DNV’s technology assessment looked at the feasibility of the current technologies developed around emissions control strategies to determine whether these assets could meet the regulations safely and reliably by as early as 2025 while still meeting the existing regulations and standards.
“We take pride in our commitment to protecting the safety of our workers, communities, contractors and the environment,” said Sophie Ellinghouse, vice president, general counsel and corporate secretary at WSPA. “That was one of the main drivers for us to engage DNV. The complexity of the regulatory landscape facing the industry is only increasing. It is important to understand the intersection of today’s technology with the regulations that are coming down the pipeline, and what it means for safety.”
DNV engaged an extensive array of subject-matter experts and key stakeholders in the assessment using the company’s technology qualification process. State, national and international stakeholders included representatives from CARB, the ports, terminal operators, tanker operators, industry groups, and third-party technology providers.

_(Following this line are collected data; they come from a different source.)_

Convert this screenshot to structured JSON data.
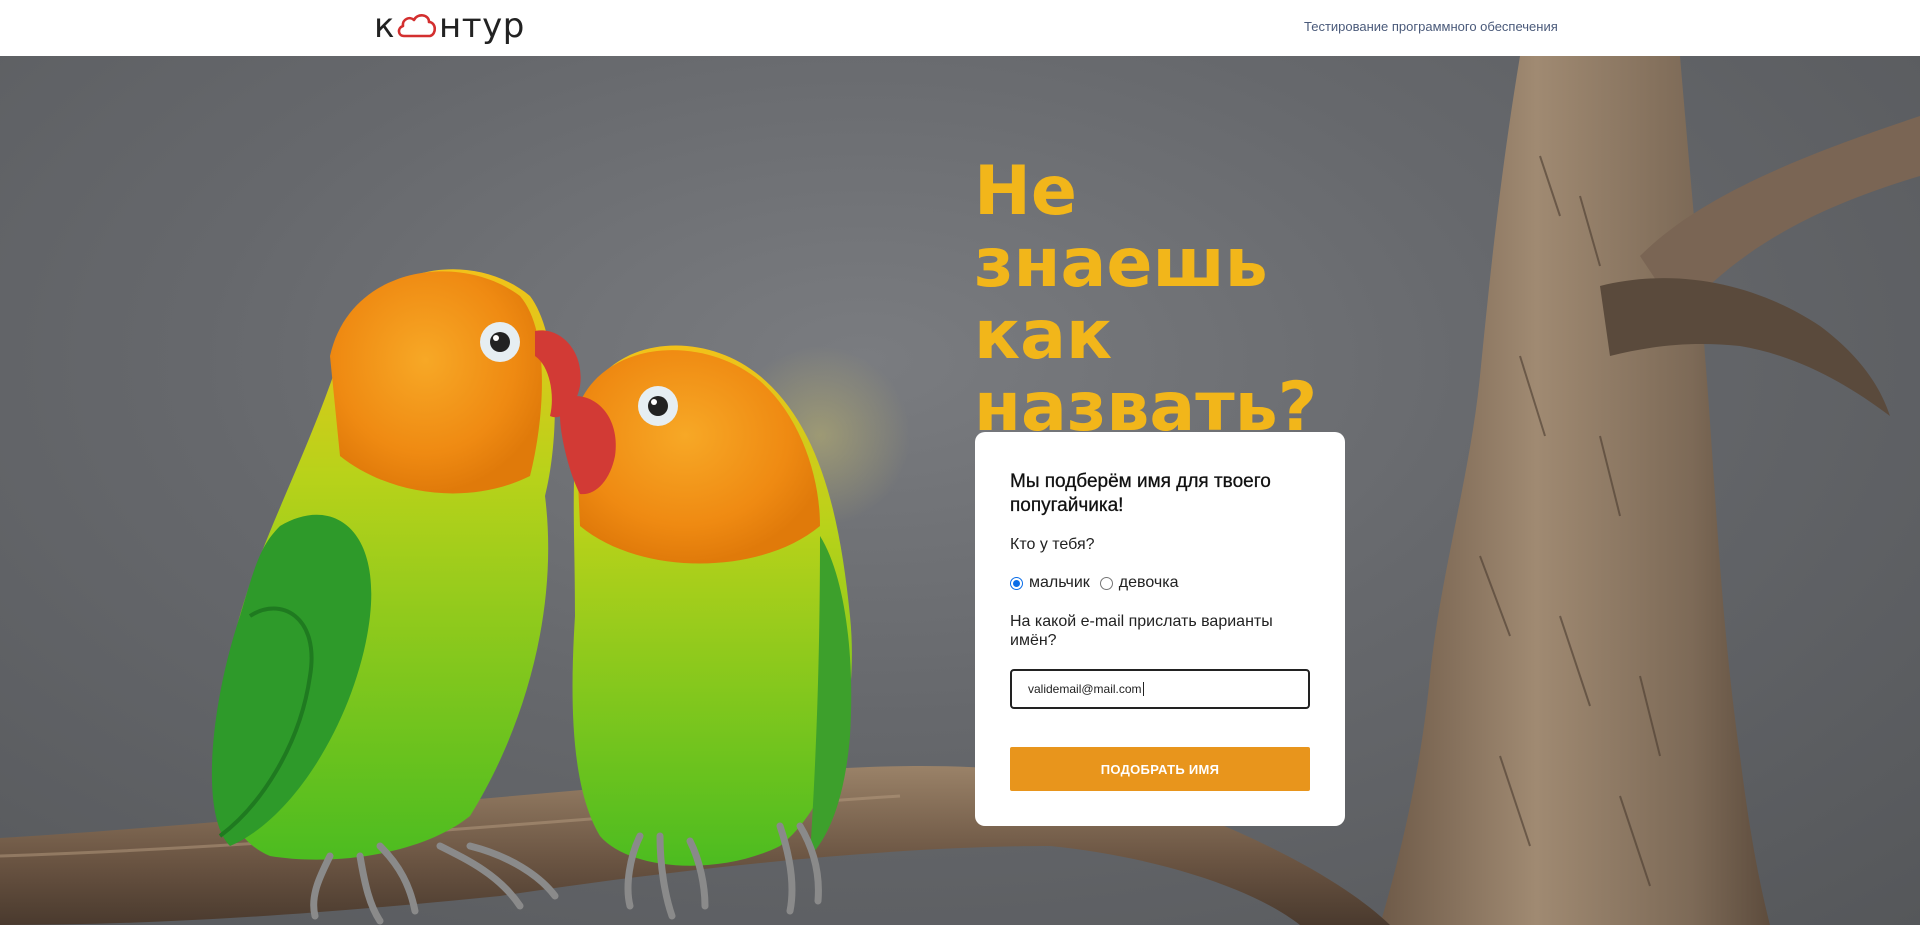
{
  "header": {
    "logo_text_left": "к",
    "logo_text_right": "нтур",
    "link_label": "Тестирование программного обеспечения"
  },
  "hero": {
    "headline": "Не\nзнаешь\nкак\nназвать?"
  },
  "form": {
    "title": "Мы подберём имя для твоего\nпопугайчика!",
    "gender_question": "Кто у тебя?",
    "gender_options": [
      {
        "label": "мальчик",
        "checked": true
      },
      {
        "label": "девочка",
        "checked": false
      }
    ],
    "email_question": "На какой e-mail прислать варианты\nимён?",
    "email_value": "validemail@mail.com",
    "submit_label": "ПОДОБРАТЬ ИМЯ"
  },
  "colors": {
    "headline": "#f2b61a",
    "button": "#e8951c",
    "logo_cloud": "#d32f2f",
    "radio_checked": "#0a6de8"
  },
  "icons": {
    "logo": "kontur-cloud-logo"
  }
}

“The industry faces ambitious climate goals, and to achieve them, collaboration is essential,” said Antony DSouza, executive vice president and regional nanager, DNV Maritime Americas. “The decarbonization challenge is a responsibility we all as stakeholders share; both within the industry and beyond. At DNV, we believe that transparency enables progress; by sharing insight, knowledge, and ideas with one another, we can go further than we ever could do alone.”
DNV held multiple workshops with the stakeholders where the current CARB-approved emission control (CAECS) technologies were examined. Each CAECS was evaluated and discussed in detail, including the technologies’ degree of feasibility and maturity, safety concerns and safeguards, operational considerations, environmental aspects, and regulatory dependencies.
From additionally establishing design requirements, estimated cost, and the minimum timelines required to implement each emissions control strategy, the DNV report showed:
• Tanker onshore power (OPS) technology needs significant development and risk mitigation before an industry-wide implementation for tankers that operate worldwide.
• For tankers in this context, land-based and barge-based emissions capture and control systems are in early development.
• The current regulatory timeline for the emissions control strategies considered in the 2020 amendments to CARB’s Oceangoing Vessels At-Berth Regulation is insufficient to address and mitigate the outstanding safety and operational risks.
• Low- or zero-carbon fuels may significantly reduce the long-term value of investments for at-berth emissions management.